Contrary to the belief of the nascent blockchain industry and that of the present buzz around the technology, blockchain is not the solution to all problems according to a World Bank official at the 20th Annual Conference on Land and Poverty, as reported by Reuters, March 27, 2019.
No single technology is universally accepted and as such, blockchain and cryptocurrency have been subject to criticism, from those who are simply cautious about it to those who outright think it is the perfect tool for fraudulent activity.
The latest criticism directed towards blockchain came from the World Bank and had to do with blockchain’s role in land rights and was reported on March 27, 2019.
During the recent 20th Annual Conference on Land and Poverty in Washington, D.C., Aanchal Anand, a Land Administration Specialist in the bank’s Global Land and Geospatial Unit, spoke about the current interest surrounding blockchain in the land sector.
Don’t Believe the Hype
While Anand didn’t outright refer to blockchain as a fad, she did caution against jumping on the bandwagon and suggested that newer technology might not always be the best for problem-solving.

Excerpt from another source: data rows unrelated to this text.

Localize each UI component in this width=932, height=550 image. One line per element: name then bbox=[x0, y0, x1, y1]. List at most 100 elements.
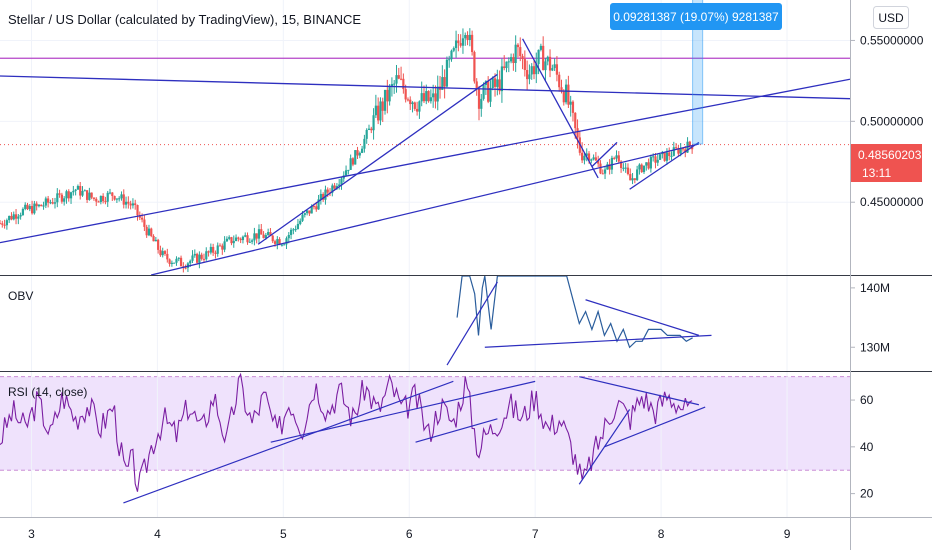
price-trendline[interactable] bbox=[0, 75, 850, 100]
currency-button[interactable]: USD bbox=[873, 6, 909, 29]
time-tick-label: 3 bbox=[28, 527, 35, 541]
candle-body bbox=[184, 267, 187, 269]
candle-body bbox=[496, 79, 499, 87]
obv-line[interactable] bbox=[456, 276, 693, 349]
rsi-trendline[interactable] bbox=[604, 406, 706, 448]
obv-legend[interactable]: OBV bbox=[8, 289, 33, 303]
rsi-trendline[interactable] bbox=[579, 376, 700, 406]
candle-body bbox=[10, 215, 13, 220]
candle-body bbox=[546, 56, 549, 62]
rsi-line[interactable] bbox=[0, 372, 693, 492]
candle-body bbox=[3, 224, 6, 226]
candle-body bbox=[475, 81, 478, 89]
candle-body bbox=[367, 128, 371, 130]
candle-body bbox=[253, 233, 256, 241]
candle-body bbox=[131, 203, 135, 206]
candle-body bbox=[108, 192, 112, 194]
price-trendline[interactable] bbox=[629, 141, 700, 190]
rsi-trendline[interactable] bbox=[270, 380, 536, 443]
candle-body bbox=[8, 215, 11, 221]
candle-body bbox=[333, 185, 336, 189]
rsi-trendline[interactable] bbox=[415, 418, 498, 443]
candle-body bbox=[338, 184, 341, 187]
candle-body bbox=[590, 159, 593, 161]
candle-body bbox=[514, 44, 517, 64]
candle-body bbox=[58, 193, 61, 195]
rsi-pane[interactable] bbox=[0, 372, 706, 504]
candle-body bbox=[51, 202, 54, 204]
candle-body bbox=[393, 83, 396, 85]
candle-body bbox=[88, 192, 91, 200]
price-trendline[interactable] bbox=[591, 141, 618, 168]
price-trendline[interactable] bbox=[150, 143, 700, 275]
candle-body bbox=[411, 102, 414, 105]
candle-body bbox=[555, 64, 559, 75]
candle-body bbox=[5, 220, 8, 226]
candle-body bbox=[672, 147, 675, 156]
candle-body bbox=[390, 84, 394, 87]
candle-body bbox=[26, 204, 29, 210]
candle-body bbox=[159, 249, 162, 256]
candle-body bbox=[464, 35, 467, 39]
obv-pane[interactable] bbox=[446, 276, 712, 366]
candle-body bbox=[370, 128, 373, 131]
candle-body bbox=[354, 150, 357, 165]
time-tick-label: 7 bbox=[532, 527, 539, 541]
candle-body bbox=[74, 189, 77, 191]
candle-body bbox=[606, 164, 609, 170]
candle-body bbox=[381, 101, 384, 111]
candle-body bbox=[665, 152, 669, 161]
candle-body bbox=[436, 86, 439, 102]
candle-body bbox=[92, 197, 96, 199]
candle-body bbox=[487, 81, 490, 102]
obv-trendline[interactable] bbox=[484, 334, 712, 348]
candle-body bbox=[44, 198, 47, 206]
candle-body bbox=[237, 237, 240, 239]
candle-body bbox=[85, 190, 89, 200]
rsi-legend[interactable]: RSI (14, close) bbox=[8, 385, 87, 399]
candle-body bbox=[571, 101, 575, 113]
candle-body bbox=[406, 99, 410, 101]
candle-body bbox=[631, 178, 634, 181]
candle-body bbox=[312, 206, 316, 208]
obv-tick-label: 140M bbox=[860, 281, 890, 295]
candle-body bbox=[28, 206, 31, 210]
candle-body bbox=[491, 78, 494, 88]
candle-body bbox=[674, 147, 678, 149]
candle-body bbox=[658, 154, 662, 160]
candle-body bbox=[454, 40, 458, 49]
candle-body bbox=[37, 204, 41, 207]
candle-body bbox=[115, 198, 118, 200]
candle-body bbox=[106, 192, 109, 202]
price-trendline[interactable] bbox=[0, 78, 850, 244]
candle-body bbox=[493, 78, 497, 87]
candle-body bbox=[67, 191, 70, 199]
candle-body bbox=[21, 208, 25, 215]
candle-body bbox=[617, 155, 620, 162]
measure-range[interactable] bbox=[692, 0, 704, 145]
candle-body bbox=[553, 64, 556, 69]
candle-body bbox=[668, 152, 671, 157]
candle-body bbox=[170, 262, 173, 264]
candle-body bbox=[585, 153, 588, 156]
price-trendline[interactable] bbox=[522, 38, 599, 179]
candle-body bbox=[656, 159, 659, 163]
price-pane[interactable] bbox=[0, 28, 850, 275]
candle-body bbox=[521, 56, 524, 59]
candle-body bbox=[212, 246, 215, 253]
candle-body bbox=[413, 102, 416, 109]
rsi-trendline[interactable] bbox=[123, 380, 454, 504]
candle-body bbox=[168, 259, 171, 264]
candle-body bbox=[175, 258, 178, 263]
candle-body bbox=[468, 34, 471, 40]
price-trendline[interactable] bbox=[257, 73, 498, 245]
obv-trendline[interactable] bbox=[585, 299, 700, 336]
candle-body bbox=[608, 164, 611, 170]
candle-body bbox=[434, 93, 437, 102]
candle-body bbox=[402, 78, 405, 90]
obv-trendline[interactable] bbox=[446, 281, 498, 366]
candle-body bbox=[677, 148, 680, 154]
candle-body bbox=[209, 246, 212, 253]
rsi-tick-label: 20 bbox=[860, 487, 874, 501]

“Tech can look big and flashy, and like it can solve all our problems … but the Big Mac burger never matches up to the one in the ad,”
“Sometimes we get lost in the fancy things, but basic tech can deliver the results.”
There have in recent times been a number of projects that make use of blockchain for land management purposes such as Overstock’s land registration project.
She was not the only one who expressed such sentiments as Tim Robustelli, a program assistant for New America, who at the same conference noted that the hype around blockchain touts it as the solution to all problems which is false. For example, he rather cynically said that blockchain cannot offer any solutions for incomplete data or sloppy work.
One Size Fits All?
The main takeaway from both statements is that while blockchain does have a wide spectrum of uses, it is unrealistic to expect it to solve everything and instead, there needs to be a focus on how it can improve existing systems and not cure broke ones.
However, because blockchain is a newly emerging technology, there is a significant amount experimentation taking place and as the industry matures, the genuinely valuable applications will stand the test of time and the ‘Big Mac’ adverts inevitably fall by the wayside.